Benefits: No reliance on legacy timers. Worker performs computation in parallel.

---

## Handling Tab Focus Loss

When a browser tab loses focus, `requestAnimationFrame` slows down or stops entirely. Strategies:

| Strategy | Description | Best For |
|---|---|---|
| Treat gap as pause | Skip elapsed time; do not update | Single-player games |
| Simulate the gap | Run all missed updates on regain | Simple simulations |
| Sync from server/peer | Fetch authoritative state | Multiplayer games |

Monitor the `numTicks` value after a focus-regain event. A very large value indicates the game was suspended and may need special handling rather than trying to simulate all missed frames.

---

## Comparison of Timing Approaches

| Approach | Pros | Cons |
|---|---|---|
| Simple update/render per frame | Easy to implement, responsive | Breaks on slow/fast hardware |
| Fixed timestep + interpolation | Consistent simulation, smooth visuals | More complex to implement |
| Quality scaling | Maintains frame rate dynamically | Requires adaptive quality systems |

---

## Performance Best Practices

- **Detach non-frame-critical code** from the main loop.
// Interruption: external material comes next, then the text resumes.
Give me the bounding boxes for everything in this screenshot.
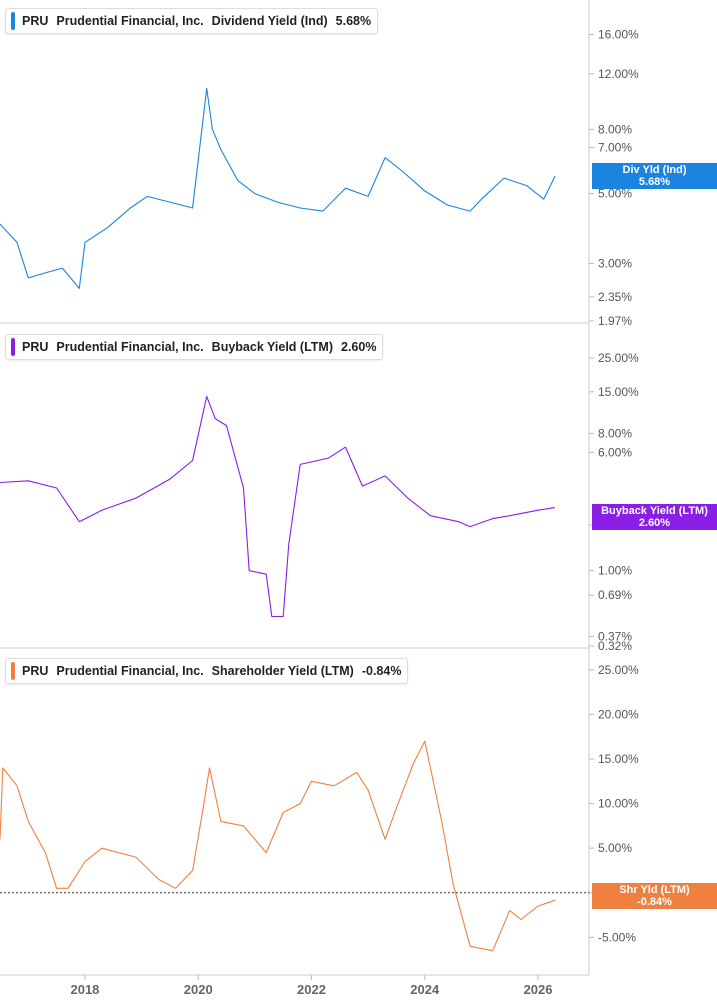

Use events and callbacks for UI, network responses, and other asynchronous operations.
- **Use Web Workers** for computationally expensive tasks like physics, pathfinding, and AI.
- **Leverage GPU acceleration** through WebGL for rendering.
- **Stay within the frame budget** -- monitor your update + render time to keep it under 16.67ms for 60 FPS.
- **Throttle garbage collection pressure** by reusing objects and avoiding per-frame allocations.
- **Plan your timing strategy early** -- changing the game loop architecture mid-development is difficult and error-prone.

---

## Popular 3D Frameworks and Libraries

- **Three.js** -- General-purpose 3D library with a large ecosystem.
- **Babylon.js** -- Full-featured 3D game engine with physics, audio, and scene management.
- **A-Frame** -- Declarative 3D/VR framework built on Three.js.
- **PlayCanvas** -- Cloud-hosted 3D game engine with a visual editor.
- **Phaser** -- Popular 2D game framework with physics and input handling.